Dawkins shared his frustration via Twitter, writing, "Insulting a dead hero who now can't defend himself...I suppose they think that's OK if you're lying for Jesus."
Taunton, the founder and executive director of The Fixed Point Foundation, writes that Hitchens, who died in 2011, became a close friend of his, and they went on two long road trips together, "with Hitchens reading aloud from the Gospel of John on one of them," according to AL.com.
"For the first time in his life, he [Hitchens] was engaging evangelical Christians," Taunton was quoted as saying. "He found them to be different from the veneer of Christianity in Britain. When he began debating these evangelicals, he began to like them."
The author continued, "I discovered Christopher is not defined by his atheism. Atheism is a negative and you can't build a philosophy around a negative. Christopher was searching for a unifying system of thought. They're accusing me of saying he converted. I make no such claim. It's not my claim that Christopher converted, it's that Christopher was contemplating conversion. I think I substantiate it in the book."
Taunton added: "One of the unifying factors with evangelicals was with Islam. Christopher could not get over the blindness of the left. He could never get beyond their willful blindness to the dangers of Islam. Christopher felt a rising alarm about Islam.
"I agreed with everything Hitchens said about Islam. I recognize that not every Muslim is a terrorist. But if you read the Quran and the Hadith, If you take those writings seriously, infidels must pay a tax, convert or die."

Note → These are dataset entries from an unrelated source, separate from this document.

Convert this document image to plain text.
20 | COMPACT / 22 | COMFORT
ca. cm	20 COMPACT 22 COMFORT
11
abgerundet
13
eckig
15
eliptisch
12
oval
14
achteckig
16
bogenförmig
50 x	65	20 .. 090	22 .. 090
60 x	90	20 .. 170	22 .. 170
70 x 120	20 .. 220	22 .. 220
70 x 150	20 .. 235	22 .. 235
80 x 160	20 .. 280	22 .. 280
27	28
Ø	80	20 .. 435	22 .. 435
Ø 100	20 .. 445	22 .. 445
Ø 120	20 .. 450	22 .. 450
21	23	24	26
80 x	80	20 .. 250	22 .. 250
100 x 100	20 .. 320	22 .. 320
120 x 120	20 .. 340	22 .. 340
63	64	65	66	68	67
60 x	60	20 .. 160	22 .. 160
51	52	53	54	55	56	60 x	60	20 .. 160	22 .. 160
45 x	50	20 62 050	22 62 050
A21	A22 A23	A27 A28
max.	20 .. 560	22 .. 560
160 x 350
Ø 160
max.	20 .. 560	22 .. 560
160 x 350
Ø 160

"Stories of deathbed conversions are always dubious, especially when they are recounted by the faithful, lack corroborating evidence, and involve a famous nonbeliever," writes Dawkins. "Such was the case of Charles Darwin, an agnostic subject to widespread (and false) conversion stories. Creationists still propagate the lie that Darwin embraced God on his deathbed. And such is now the case with the late Christopher Hitchens."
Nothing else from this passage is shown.